For North Korea, the incentive to transfer technology, or an actual bomb, in exchange for money, or whatever else the regime needs, is powerful. The only world power capable of discouraging them from proliferating is China, but the Chinese are not going to push much harder than offering stiff rhetoric. The Chinese don’t necessarily want North Korea to have a bomb, but what they fear even more is destabilizing their neighbor such that the regime falls, the Korean peninsula is reunited, and they wind up with a pro-American government hosting 50,000 U.S. troops on their border. Beijing prefers to have a buffer.
Pyongyang’s nuclear program is the crown jewel of the North Korean state enterprise, a carefully guarded secret to which they have given only Iran access. Given how extensively the Iranian nuclear program has been penetrated by foreign intelligence services—which foreign minister Ali Akbar Salehi openly admitted in 2010—the North Koreans surely understood they were taking an enormous risk by letting Iranians in the door. Whatever they’re getting from Iran in exchange—oil, money, or scientific cooperation on complicated issues—must be crucial. If Tehran has paid for access to Pyongyang’s program, it will also pay for a bomb. At this point, it could be only a matter of haggling over the price.
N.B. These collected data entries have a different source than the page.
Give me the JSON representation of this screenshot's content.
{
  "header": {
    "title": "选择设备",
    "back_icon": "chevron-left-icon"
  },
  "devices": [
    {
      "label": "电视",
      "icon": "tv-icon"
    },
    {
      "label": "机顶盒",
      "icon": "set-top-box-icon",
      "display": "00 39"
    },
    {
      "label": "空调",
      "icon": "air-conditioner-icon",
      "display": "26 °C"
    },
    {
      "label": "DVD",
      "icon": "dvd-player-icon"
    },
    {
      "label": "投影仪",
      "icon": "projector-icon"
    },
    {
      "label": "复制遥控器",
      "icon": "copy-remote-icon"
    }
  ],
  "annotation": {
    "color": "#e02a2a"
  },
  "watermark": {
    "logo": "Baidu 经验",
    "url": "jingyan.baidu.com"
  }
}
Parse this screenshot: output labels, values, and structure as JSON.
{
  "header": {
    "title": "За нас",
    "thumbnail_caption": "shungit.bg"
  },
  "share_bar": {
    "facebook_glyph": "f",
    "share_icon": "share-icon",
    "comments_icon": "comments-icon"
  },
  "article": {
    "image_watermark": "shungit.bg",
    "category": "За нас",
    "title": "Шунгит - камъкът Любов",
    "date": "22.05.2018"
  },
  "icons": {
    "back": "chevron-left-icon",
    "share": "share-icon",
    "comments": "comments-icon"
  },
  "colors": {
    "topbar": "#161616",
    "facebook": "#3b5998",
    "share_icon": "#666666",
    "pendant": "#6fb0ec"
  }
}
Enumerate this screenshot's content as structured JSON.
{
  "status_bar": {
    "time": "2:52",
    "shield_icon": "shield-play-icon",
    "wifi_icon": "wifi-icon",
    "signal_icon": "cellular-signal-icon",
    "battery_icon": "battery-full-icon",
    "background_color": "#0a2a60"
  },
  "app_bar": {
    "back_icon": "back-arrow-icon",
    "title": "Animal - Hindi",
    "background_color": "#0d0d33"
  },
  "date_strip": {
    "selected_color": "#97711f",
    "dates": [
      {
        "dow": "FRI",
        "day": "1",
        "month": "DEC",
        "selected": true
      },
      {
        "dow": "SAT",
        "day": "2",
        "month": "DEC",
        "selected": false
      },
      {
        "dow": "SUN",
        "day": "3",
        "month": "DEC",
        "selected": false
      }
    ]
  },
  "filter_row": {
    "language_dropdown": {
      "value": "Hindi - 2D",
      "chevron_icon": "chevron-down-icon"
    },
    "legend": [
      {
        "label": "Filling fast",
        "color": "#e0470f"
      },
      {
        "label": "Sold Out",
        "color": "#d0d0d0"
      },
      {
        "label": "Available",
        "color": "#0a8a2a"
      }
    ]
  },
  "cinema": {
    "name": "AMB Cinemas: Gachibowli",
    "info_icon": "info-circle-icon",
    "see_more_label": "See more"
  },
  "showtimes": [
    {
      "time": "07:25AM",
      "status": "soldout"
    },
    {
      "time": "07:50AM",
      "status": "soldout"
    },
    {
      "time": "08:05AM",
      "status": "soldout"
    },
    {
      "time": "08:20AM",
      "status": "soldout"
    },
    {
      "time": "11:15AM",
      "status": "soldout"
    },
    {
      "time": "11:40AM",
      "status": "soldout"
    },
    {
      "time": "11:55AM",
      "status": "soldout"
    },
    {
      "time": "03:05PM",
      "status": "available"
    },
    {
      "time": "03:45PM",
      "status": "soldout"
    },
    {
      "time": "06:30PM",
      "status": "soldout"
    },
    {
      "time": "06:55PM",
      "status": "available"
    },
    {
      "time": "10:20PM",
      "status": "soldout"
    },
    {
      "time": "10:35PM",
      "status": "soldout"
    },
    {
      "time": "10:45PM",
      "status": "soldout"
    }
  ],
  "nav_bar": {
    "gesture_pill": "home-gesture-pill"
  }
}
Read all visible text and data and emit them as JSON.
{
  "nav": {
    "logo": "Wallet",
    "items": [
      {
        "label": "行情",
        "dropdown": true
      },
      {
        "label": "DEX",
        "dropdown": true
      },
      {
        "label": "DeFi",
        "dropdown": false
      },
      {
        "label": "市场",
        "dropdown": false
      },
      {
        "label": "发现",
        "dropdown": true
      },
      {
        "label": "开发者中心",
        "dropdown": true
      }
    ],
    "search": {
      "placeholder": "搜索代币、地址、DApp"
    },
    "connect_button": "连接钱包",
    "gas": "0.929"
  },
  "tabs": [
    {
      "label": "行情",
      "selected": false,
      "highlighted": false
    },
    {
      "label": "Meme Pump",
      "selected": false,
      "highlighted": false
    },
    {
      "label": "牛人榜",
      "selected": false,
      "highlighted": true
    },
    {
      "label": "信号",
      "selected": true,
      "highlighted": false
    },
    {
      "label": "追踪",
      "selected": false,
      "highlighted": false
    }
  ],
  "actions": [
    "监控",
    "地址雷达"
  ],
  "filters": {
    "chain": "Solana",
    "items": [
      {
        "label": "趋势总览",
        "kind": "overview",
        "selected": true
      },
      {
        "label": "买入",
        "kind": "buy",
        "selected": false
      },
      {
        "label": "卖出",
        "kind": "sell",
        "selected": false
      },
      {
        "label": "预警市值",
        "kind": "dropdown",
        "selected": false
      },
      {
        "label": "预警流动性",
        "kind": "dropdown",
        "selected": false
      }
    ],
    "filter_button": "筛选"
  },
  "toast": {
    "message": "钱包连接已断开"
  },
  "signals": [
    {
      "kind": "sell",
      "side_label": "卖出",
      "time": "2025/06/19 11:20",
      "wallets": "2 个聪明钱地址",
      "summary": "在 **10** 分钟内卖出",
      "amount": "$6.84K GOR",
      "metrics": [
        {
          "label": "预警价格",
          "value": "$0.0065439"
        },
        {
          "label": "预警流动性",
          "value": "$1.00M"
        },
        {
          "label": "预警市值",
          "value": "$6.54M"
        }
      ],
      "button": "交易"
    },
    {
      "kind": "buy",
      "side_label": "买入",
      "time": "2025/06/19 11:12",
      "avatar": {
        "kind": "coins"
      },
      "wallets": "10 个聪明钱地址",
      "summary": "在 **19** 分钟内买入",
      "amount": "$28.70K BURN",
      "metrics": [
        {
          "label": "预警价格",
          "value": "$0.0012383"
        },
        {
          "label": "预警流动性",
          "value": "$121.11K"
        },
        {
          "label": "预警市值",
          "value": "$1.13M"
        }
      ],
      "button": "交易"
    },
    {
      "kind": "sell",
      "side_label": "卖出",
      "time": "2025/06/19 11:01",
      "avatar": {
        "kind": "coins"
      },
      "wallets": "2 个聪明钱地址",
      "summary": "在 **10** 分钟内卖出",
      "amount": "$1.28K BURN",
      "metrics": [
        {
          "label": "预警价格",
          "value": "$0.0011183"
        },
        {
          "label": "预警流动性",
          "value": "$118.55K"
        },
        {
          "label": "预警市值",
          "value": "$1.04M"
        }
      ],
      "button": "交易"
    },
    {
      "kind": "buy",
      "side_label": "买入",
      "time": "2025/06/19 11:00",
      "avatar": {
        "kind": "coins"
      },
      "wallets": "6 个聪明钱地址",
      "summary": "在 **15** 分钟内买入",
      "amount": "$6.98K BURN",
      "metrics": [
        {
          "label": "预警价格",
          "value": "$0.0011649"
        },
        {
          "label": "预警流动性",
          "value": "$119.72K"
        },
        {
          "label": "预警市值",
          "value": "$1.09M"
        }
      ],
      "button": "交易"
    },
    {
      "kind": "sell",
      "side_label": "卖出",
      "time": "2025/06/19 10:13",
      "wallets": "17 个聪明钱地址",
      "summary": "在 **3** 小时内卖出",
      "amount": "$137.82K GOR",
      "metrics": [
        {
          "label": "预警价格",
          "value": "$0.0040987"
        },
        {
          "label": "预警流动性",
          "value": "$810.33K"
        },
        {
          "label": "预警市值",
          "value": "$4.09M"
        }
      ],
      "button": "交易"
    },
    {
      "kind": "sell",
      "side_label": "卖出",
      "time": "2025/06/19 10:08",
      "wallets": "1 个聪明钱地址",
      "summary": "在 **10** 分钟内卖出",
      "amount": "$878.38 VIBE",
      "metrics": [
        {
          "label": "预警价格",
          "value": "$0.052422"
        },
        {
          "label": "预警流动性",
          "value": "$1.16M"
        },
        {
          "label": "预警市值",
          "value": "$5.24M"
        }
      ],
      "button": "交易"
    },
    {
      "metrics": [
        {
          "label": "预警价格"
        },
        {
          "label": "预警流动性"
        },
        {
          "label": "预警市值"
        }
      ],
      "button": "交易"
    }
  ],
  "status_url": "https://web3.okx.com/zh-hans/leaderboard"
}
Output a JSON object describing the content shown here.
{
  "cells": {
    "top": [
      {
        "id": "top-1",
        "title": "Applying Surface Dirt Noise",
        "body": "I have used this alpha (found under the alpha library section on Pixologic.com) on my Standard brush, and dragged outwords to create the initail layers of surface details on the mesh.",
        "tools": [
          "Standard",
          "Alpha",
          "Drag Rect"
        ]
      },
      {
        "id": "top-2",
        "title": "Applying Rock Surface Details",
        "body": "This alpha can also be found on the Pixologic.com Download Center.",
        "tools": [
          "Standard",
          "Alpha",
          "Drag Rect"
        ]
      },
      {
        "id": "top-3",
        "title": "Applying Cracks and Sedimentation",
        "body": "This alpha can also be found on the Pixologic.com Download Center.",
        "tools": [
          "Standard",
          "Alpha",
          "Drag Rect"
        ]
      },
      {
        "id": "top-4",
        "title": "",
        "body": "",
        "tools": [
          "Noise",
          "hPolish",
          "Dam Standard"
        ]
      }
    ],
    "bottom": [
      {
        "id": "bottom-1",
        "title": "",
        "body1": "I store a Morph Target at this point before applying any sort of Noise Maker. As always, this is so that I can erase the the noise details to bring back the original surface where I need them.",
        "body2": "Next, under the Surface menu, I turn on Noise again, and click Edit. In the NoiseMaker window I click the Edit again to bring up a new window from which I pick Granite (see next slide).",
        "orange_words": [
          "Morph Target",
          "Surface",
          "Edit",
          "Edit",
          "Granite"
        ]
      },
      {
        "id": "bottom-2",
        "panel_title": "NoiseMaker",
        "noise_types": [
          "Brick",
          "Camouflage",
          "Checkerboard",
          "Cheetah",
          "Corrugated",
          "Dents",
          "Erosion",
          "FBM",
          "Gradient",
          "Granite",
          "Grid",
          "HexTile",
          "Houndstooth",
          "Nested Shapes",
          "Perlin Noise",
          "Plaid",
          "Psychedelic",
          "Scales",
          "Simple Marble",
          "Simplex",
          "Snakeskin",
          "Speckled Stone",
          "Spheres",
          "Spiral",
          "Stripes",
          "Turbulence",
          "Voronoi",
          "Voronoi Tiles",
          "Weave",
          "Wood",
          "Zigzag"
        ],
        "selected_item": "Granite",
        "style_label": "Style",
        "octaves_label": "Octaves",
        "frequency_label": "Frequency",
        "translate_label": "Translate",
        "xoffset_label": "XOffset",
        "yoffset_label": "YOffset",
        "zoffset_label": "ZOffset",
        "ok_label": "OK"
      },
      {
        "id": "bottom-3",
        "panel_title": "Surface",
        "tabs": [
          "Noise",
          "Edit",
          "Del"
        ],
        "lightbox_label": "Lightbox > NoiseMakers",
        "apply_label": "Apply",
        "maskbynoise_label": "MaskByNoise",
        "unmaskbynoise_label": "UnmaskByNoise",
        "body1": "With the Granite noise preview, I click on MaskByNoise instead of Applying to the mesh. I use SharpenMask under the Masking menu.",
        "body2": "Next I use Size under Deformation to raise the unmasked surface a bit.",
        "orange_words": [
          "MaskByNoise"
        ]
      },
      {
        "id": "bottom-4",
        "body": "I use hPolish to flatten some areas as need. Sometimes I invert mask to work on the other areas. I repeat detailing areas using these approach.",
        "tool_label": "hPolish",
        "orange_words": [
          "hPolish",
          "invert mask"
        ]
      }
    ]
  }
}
“Some of us have been saying this is something to worry about for five or six years,” said Henry Sokolski, executive director of the Nonproliferation Policy Education Center in Washington, D.C. “The North Koreans have been cooperating with Iran for about a decade on nuclear and missile issues, and the Iranians have several full-time weapons engineers on site in North Korea. Neither the North Koreans or the Iranians have made a secret of this. The Iranians were reported at North Korea’s last nuclear test as well. It’s hard to believe they had no access to the most recent test.”